By Thursday, the objections were multiplying. And they went beyond policy choices, to areas like accuracy, feasibility, legality and even constitutionality. At day’s end, the plan’s supporters were furiously retrenching. Instead of advocating for passage, they pleaded for a modicum of consideration by the majority Democrat legislature.
“It’s incumbent on the majority to take the time to look at it. That’s all I’m hoping for at this point,” said Senate Minority Leader Dustin Degree (R-Franklin). “That’s the conversation we need to have, and I think the governor started that conversation pretty effectively.”
For sure, there was plenty of conversation. But almost all of it was negative.
The deadliest criticism came from a nonpartisan source: analyst Mark Perrault* of the legislature’s Joint Fiscal Office. He circulated a two-page printout highlighting the problems with the Scott education plan, starting with simple math.
The Scott plan would provide new money for early and higher education by dipping into the education fund, which is currently devoted to K-12 education. The administration says it would replenish the ed fund with general fund dollars.

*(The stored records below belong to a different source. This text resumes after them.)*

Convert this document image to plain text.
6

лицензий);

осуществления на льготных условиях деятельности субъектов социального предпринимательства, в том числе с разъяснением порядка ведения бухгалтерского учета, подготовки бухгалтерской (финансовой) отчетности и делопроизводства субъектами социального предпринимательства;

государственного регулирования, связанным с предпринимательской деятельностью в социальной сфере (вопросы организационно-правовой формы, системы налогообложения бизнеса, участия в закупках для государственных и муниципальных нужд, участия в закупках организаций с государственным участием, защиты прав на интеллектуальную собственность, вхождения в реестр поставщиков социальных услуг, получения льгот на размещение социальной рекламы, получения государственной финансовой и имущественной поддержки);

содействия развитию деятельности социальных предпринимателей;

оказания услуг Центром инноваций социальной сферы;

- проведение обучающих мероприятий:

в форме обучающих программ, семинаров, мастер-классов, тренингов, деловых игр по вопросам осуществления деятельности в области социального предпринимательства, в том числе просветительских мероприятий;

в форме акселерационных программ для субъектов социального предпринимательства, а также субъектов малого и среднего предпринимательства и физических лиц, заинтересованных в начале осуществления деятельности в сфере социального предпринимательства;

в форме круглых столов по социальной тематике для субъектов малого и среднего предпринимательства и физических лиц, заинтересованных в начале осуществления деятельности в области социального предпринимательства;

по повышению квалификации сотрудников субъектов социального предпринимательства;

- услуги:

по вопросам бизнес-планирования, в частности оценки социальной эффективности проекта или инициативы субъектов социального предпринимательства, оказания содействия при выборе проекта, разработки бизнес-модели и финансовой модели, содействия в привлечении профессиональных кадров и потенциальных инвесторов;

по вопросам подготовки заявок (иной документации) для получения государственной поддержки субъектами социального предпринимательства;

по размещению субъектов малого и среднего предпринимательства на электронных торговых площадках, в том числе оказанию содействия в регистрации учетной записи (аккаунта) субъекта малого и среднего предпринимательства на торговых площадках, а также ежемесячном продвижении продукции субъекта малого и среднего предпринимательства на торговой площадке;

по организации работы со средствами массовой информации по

Not so, says Perrault. He says the Scott plan adds $135.9 million in new expenses to the ed fund, while providing only $86 million from the general fund. The ed fund would be shorted by nearly $50 million. And its obligations to early and higher education are slated to grow in ensuing years.
Many lawmakers worry about the precedent as much as the first-year amounts. “Right now, the ed fund is clean and simple,” said Sen. Ann Cummings (D-Washington), chair of the Senate Finance Committee. “The money goes in, it goes back out to the schools.” She then added, with an edge to her voice, “I’m kind of interested in how this would work.”

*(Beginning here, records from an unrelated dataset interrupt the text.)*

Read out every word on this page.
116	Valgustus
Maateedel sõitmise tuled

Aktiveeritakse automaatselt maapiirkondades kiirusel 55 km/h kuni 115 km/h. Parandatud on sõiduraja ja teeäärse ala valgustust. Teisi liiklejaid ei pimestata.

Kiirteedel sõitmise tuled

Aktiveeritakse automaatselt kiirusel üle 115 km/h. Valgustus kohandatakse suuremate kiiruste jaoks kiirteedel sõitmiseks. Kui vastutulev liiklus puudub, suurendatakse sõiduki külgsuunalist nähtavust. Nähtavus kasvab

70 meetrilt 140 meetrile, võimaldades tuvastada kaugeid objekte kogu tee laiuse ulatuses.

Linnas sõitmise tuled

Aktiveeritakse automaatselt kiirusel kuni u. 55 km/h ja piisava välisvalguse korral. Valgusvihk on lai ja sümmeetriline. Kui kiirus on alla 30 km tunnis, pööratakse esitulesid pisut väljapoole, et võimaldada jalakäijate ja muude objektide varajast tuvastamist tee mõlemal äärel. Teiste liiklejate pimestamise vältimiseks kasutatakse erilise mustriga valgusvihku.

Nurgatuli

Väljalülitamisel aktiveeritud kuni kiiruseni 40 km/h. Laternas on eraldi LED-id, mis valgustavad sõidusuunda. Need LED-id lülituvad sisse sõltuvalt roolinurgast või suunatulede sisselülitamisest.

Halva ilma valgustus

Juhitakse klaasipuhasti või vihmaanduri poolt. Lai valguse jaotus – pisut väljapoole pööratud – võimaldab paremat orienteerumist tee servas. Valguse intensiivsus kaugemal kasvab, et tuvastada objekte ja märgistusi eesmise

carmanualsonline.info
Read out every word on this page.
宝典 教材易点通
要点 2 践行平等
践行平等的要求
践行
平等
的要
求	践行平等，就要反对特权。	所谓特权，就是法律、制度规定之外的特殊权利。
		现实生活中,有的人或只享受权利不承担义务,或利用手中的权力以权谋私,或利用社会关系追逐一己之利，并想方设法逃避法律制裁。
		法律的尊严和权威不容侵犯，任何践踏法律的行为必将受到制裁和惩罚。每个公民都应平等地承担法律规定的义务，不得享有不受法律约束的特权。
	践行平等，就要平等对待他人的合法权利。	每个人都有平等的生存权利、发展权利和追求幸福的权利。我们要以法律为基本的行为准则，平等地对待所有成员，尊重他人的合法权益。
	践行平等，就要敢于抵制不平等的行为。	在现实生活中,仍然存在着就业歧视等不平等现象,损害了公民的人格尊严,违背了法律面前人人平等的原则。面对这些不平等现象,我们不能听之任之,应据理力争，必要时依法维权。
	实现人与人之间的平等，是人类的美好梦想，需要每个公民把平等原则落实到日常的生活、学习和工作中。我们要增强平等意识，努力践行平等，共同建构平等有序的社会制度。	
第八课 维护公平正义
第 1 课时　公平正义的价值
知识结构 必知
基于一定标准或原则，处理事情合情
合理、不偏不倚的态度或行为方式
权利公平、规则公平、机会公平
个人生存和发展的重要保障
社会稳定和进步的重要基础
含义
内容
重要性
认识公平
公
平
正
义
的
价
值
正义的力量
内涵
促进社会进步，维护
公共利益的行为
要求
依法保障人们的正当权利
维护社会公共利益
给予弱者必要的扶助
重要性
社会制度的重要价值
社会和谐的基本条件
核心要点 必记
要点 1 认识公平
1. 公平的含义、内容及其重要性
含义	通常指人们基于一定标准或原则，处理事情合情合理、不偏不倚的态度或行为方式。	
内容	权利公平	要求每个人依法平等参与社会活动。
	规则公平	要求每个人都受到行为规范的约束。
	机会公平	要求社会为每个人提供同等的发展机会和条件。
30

There was talk of potentially devastating impacts if small schools are barred from increasing their budgets. “What if the furnace breaks or the roof starts leaking?” Cummings wondered.

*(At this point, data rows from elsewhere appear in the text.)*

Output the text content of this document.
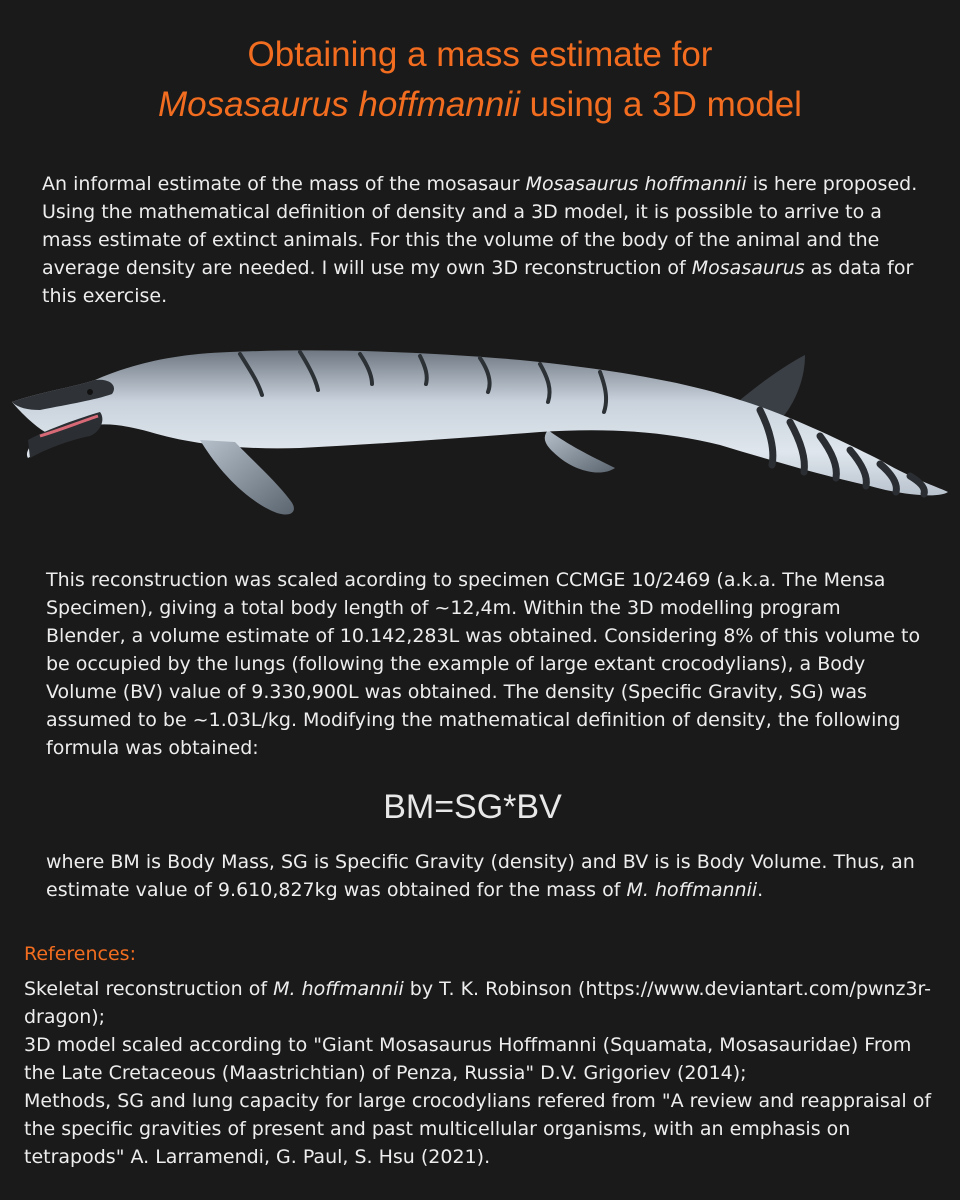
Obtaining a mass estimate for
Mosasaurus hoffmannii using a 3D model
An informal estimate of the mass of the mosasaur Mosasaurus hoffmannii is here proposed. Using the mathematical definition of density and a 3D model, it is possible to arrive to a mass estimate of extinct animals. For this the volume of the body of the animal and the average density are needed. I will use my own 3D reconstruction of Mosasaurus as data for this exercise.
This reconstruction was scaled acording to specimen CCMGE 10/2469 (a.k.a. The Mensa Specimen), giving a total body length of ~12,4m. Within the 3D modelling program Blender, a volume estimate of 10.142,283L was obtained. Considering 8% of this volume to be occupied by the lungs (following the example of large extant crocodylians), a Body Volume (BV) value of 9.330,900L was obtained. The density (Specific Gravity, SG) was assumed to be ~1.03L/kg. Modifying the mathematical definition of density, the following formula was obtained:
BM=SG*BV
where BM is Body Mass, SG is Specific Gravity (density) and BV is is Body Volume. Thus, an estimate value of 9.610,827kg was obtained for the mass of M. hoffmannii.
References:
Skeletal reconstruction of M. hoffmannii by T. K. Robinson (https://www.deviantart.com/pwnz3r-dragon);
3D model scaled according to "Giant Mosasaurus Hoffmanni (Squamata, Mosasauridae) From the Late Cretaceous (Maastrichtian) of Penza, Russia" D.V. Grigoriev (2014);
Methods, SG and lung capacity for large crocodylians refered from "A review and reappraisal of the specific gravities of present and past multicellular organisms, with an emphasis on tetrapods" A. Larramendi, G. Paul, S. Hsu (2021).
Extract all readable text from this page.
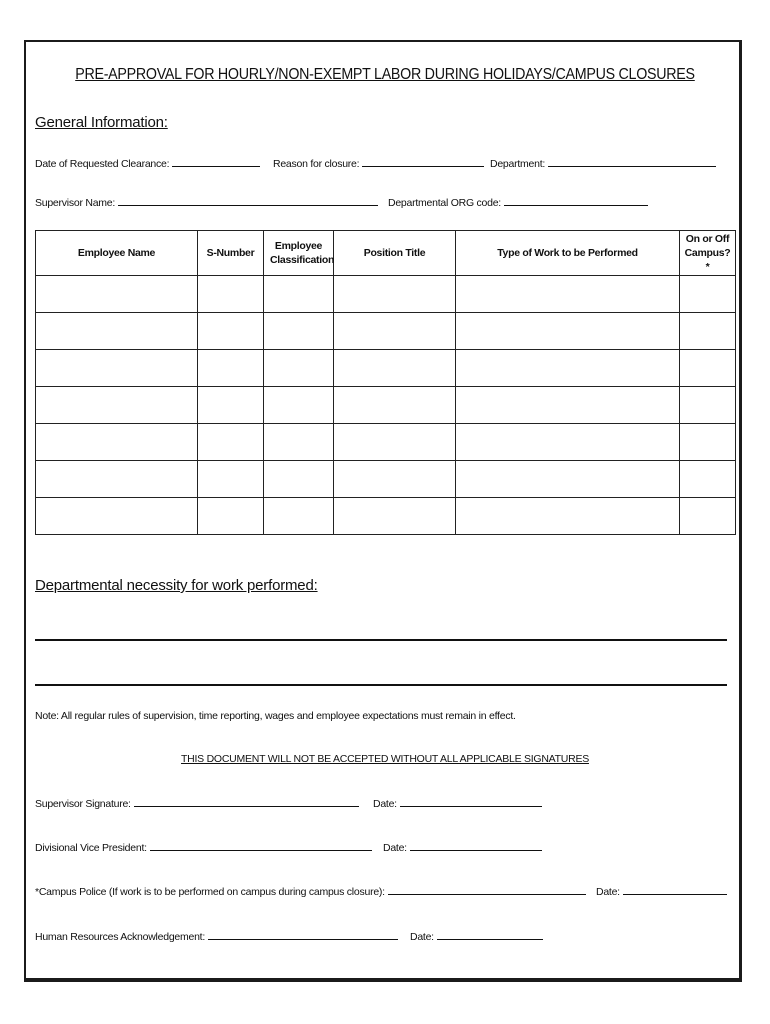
PRE-APPROVAL FOR HOURLY/NON-EXEMPT LABOR DURING HOLIDAYS/CAMPUS CLOSURES
General Information:
Date of Requested Clearance:	Reason for closure:	Department:
Supervisor Name:	Departmental ORG code:
Employee Name	S-Number	Employee Classification	Position Title	Type of Work to be Performed	On or Off Campus?*

Departmental necessity for work performed:
Note: All regular rules of supervision, time reporting, wages and employee expectations must remain in effect.
THIS DOCUMENT WILL NOT BE ACCEPTED WITHOUT ALL APPLICABLE SIGNATURES
Supervisor Signature:	Date:
Divisional Vice President:	Date:
*Campus Police (If work is to be performed on campus during campus closure):	Date:
Human Resources Acknowledgement:	Date:
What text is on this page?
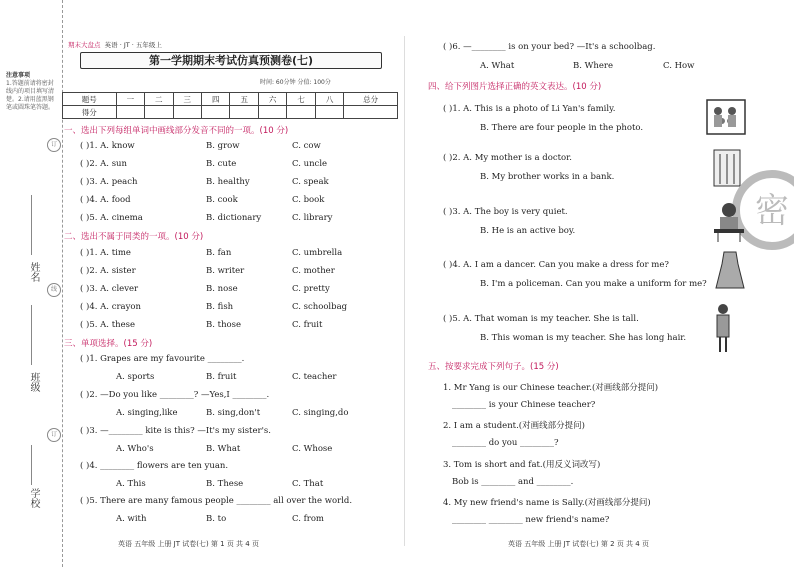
注意事项
1.答题前请将密封线内的项目填写清楚。2.请用蓝黑钢笔或圆珠笔答题。
订
姓名
线
班级
订
学校
期末大盘点 英语 · JT · 五年级上
第一学期期末考试仿真预测卷(七)
时间: 60分钟 分值: 100分
题号	一	二	三	四	五	六	七	八	总分
得分									
一、选出下列每组单词中画线部分发音不同的一项。(10 分)
( )1. A. know	B. grow	C. cow
( )2. A. sun	B. cute	C. uncle
( )3. A. peach	B. healthy	C. speak
( )4. A. food	B. cook	C. book
( )5. A. cinema	B. dictionary	C. library
二、选出不属于同类的一项。(10 分)
( )1. A. time	B. fan	C. umbrella
( )2. A. sister	B. writer	C. mother
( )3. A. clever	B. nose	C. pretty
( )4. A. crayon	B. fish	C. schoolbag
( )5. A. these	B. those	C. fruit
三、单项选择。(15 分)
( )1. Grapes are my favourite ________.
A. sports	B. fruit	C. teacher
( )2. —Do you like ________? —Yes,I ________.
A. singing,like	B. sing,don't	C. singing,do
( )3. —________ kite is this? —It's my sister's.
A. Who's	B. What	C. Whose
( )4. ________ flowers are ten yuan.
A. This	B. These	C. That
( )5. There are many famous people ________ all over the world.
A. with	B. to	C. from
英语 五年级 上册 JT 试卷(七) 第 1 页 共 4 页
( )6. —________ is on your bed? —It's a schoolbag.
A. What	B. Where	C. How
四、给下列图片选择正确的英文表达。(10 分)
( )1. A. This is a photo of Li Yan's family.
B. There are four people in the photo.
( )2. A. My mother is a doctor.
B. My brother works in a bank.
( )3. A. The boy is very quiet.
B. He is an active boy.
( )4. A. I am a dancer. Can you make a dress for me?
B. I'm a policeman. Can you make a uniform for me?
( )5. A. That woman is my teacher. She is tall.
B. This woman is my teacher. She has long hair.
密
五、按要求完成下列句子。(15 分)
1. Mr Yang is our Chinese teacher.(对画线部分提问)
________ is your Chinese teacher?
2. I am a student.(对画线部分提问)
________ do you ________?
3. Tom is short and fat.(用反义词改写)
Bob is ________ and ________.
4. My new friend's name is Sally.(对画线部分提问)
________ ________ new friend's name?
英语 五年级 上册 JT 试卷(七) 第 2 页 共 4 页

Sen. Ginny Lyons (D-Chittenden) worried about the idea of state-mandated provisions in teacher contracts, which are negotiated locally. “Are we intruding in a way we haven’t before?” she said. “We need legal advice about the consequences of doing that.”
And there’s a crushing, compound irony buried in the plan. While its backers tout the need for immediate property tax relief, the Scott plan doesn’t actually provide any. In fact, property tax bills would rise for some Vermonters, including those who are cash-poor but property-rich. Senior citizens, for instance.
The projected savings from the mandated level-funding of local school budgets wouldn’t be used to lower property tax bills; they’d be spent on Scott’s favored programs. Savings from increased health insurance premiums for teachers would be siphoned into the general fund.
Every morning, lawmakers can pick up a copy of the Barre-Montpelier Times Argus in the Statehouse coat room. They were greeted on Wednesday by an editorial entitled “Budget Voodoo,” which said the Scott budget was “built on a fantasy” and judged his approach to the budget “naive.” Which is a hell of a thing to say about a guy who’s been in state elective office since 2002.
Legislative leaders will certainly continue to take testimony and do their due diligence. Many say they intend to take their duty seriously and give the new governor a chance. But there is no doubt that Scott’s plan is going nowhere. In fact, the real question isn’t whether his plan will survive; it’s how much damage his political clout will suffer because of the crash-and-burn failure of his first major initiative.
*Correction, January 27, 2017: A previous version of this story misidentified Mark Perrault.